Oxidation state of $F{e}_{2}Si{O}_4$ is calculated as below by considering oxidation number of $Fe$ as $x$ and oxidation state of $Si$ as $y.$

$2x+y+4\left(O\right)=0$

$2x+y=+8$

Here, two $Fe$ are in $+2$ oxidation state, and $Si$ is in $+4$ oxidation state.

Here, in the reaction, as $Fe$ undergoes a change in the oxidation state from $+3 to+2,$ it means $Fe$ gets reduced. Further, $O$ goes from $-2 to 0$. Therefore, $O$ gets oxidized.
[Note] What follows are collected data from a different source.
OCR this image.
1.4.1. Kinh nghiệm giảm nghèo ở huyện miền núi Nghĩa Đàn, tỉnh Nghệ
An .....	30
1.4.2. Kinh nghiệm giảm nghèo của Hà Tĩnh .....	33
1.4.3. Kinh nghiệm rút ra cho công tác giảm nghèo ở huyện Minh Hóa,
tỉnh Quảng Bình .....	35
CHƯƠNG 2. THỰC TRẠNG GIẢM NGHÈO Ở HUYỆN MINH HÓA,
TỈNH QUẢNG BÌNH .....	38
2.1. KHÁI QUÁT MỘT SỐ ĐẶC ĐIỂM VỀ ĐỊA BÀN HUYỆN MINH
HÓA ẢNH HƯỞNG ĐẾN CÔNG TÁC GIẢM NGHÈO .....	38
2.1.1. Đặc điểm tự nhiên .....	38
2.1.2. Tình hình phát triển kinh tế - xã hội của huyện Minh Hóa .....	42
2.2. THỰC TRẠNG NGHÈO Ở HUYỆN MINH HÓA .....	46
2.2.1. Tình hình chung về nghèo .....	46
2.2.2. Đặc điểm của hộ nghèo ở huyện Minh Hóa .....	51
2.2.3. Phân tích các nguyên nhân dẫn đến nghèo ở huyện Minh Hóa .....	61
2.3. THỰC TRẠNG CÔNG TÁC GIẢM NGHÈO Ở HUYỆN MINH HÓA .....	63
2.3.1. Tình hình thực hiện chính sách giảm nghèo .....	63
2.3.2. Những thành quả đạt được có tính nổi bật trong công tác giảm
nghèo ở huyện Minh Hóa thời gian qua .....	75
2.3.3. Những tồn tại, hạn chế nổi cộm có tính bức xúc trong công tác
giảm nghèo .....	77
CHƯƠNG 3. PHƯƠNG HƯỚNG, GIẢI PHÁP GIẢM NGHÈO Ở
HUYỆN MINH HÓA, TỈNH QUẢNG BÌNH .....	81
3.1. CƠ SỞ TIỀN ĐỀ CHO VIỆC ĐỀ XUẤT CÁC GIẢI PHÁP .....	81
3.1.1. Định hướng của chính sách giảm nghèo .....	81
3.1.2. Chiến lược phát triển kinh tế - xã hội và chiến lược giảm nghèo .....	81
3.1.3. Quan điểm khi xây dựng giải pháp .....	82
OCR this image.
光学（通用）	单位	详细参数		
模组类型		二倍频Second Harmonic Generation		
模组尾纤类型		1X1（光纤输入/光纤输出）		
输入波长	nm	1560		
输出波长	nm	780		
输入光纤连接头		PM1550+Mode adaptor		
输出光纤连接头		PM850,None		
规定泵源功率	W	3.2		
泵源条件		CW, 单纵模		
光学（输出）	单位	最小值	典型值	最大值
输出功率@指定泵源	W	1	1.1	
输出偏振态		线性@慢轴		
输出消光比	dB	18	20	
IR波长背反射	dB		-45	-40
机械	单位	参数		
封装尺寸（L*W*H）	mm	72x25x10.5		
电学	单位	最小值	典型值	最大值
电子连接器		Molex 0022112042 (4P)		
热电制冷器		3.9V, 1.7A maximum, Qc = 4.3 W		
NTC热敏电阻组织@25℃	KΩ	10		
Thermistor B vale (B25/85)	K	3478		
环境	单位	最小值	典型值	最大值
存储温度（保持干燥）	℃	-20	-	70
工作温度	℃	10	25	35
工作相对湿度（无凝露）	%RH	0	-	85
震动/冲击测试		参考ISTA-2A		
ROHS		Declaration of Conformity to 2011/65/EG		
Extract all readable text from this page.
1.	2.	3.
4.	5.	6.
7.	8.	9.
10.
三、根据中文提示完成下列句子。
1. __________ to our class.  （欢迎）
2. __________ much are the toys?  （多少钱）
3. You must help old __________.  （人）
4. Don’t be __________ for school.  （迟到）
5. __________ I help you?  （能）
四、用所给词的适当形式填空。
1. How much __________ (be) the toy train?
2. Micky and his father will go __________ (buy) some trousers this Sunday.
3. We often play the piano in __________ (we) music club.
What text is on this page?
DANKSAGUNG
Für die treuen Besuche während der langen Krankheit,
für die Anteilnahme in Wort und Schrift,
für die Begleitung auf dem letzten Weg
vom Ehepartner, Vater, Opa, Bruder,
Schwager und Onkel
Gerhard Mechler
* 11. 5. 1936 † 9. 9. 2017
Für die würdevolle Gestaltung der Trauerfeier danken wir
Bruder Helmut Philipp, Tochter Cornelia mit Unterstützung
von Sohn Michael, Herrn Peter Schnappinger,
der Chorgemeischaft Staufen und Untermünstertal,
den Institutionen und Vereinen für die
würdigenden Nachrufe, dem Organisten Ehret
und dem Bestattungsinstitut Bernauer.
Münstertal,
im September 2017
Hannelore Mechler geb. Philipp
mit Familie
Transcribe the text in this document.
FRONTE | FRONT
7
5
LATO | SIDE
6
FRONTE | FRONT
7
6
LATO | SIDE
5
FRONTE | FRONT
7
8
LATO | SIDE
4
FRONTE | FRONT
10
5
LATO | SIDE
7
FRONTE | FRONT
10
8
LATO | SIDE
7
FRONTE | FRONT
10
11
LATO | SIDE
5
b) $Si{O}_{2\left(s\right)}+2 {Fe}_{\left(s\right)}+O_{2\left(g\right)}\to F{e}_{2}Si{O}_{4\left(s\right)}$

The sum of oxidation number of neutral compounds equals zero. So, in $Si{O}_2$, sum of oxidation state of $Si$ and $O$ is zero.

Let the oxidation number of $Si$ be $x.$

$x+(2\times \left(O\right))=0$

$x+(2\times \left(-2\right))=0$

$x=+4$

Oxidation number of compounds in its elemental form is zero. So oxidation state of $Fe$ and $O$ is zero.

Oxidation state in $F{e}_{2}Si{O}_4$ is calculated as below by considering oxidation number of $Fe$ as $x$ and oxidation state of $Si$ as $y.$

$2x+y+(4\times \left(O\right))=0$

$2x+y+(4\times \left(-2\right))=0$

$2x+y=+8$

So here, two $Fe$ are in $+2$ oxidation state and $Si$ is in $+4$ oxidation state.

Here, in the reaction, as $O$ undergoes a change in the oxidation state from $0 to-2,$ it means $O$ is reduced. Further, $Fe$ changes from $0 to+2,$ so it get oxidized.

c) $4 Fe{O}_{\left(S\right)}+O_{2\left(g\right)}+6 H_2{O}_{\left(l\right)}\to 4 Fe{\left(OH\right)}_{3\left(s\right)}$

The sum of oxidation number of neutral compounds equals zero. So, in $FeO$, the sum of oxidation state of $Fe$ and $O$ is zero.

Let the oxidation number of $Fe$ be $x.$

$x+(1\times \left(O\right))=0$

$x+(1\times \left(-2\right))=0$

$x=+2$

Oxidation number of compounds in its elemental form is zero. So oxidation state of $O$ is zero.

So, oxidation state of $Fe$ in $Fe({OH)}_3$ is

$x+(3\times \left(O\right))+(3\times \left(H\right))=0$

$x+(3\times \left(-2\right))+(3\times \left(+1\right))=0$

$x=+3$

So, in the reaction, $Fe$ undergoes from $+2$ oxidation state to $+3,$ so it is oxidized. Further, oxygen undergoes from $0$ to $-2,$ so it is reduced.

Conclusion:

Oxidation means loss of electrons, and reduction is gain of electrons. From the change in the oxidation state of elements, the oxidized and reduced species have been calculated.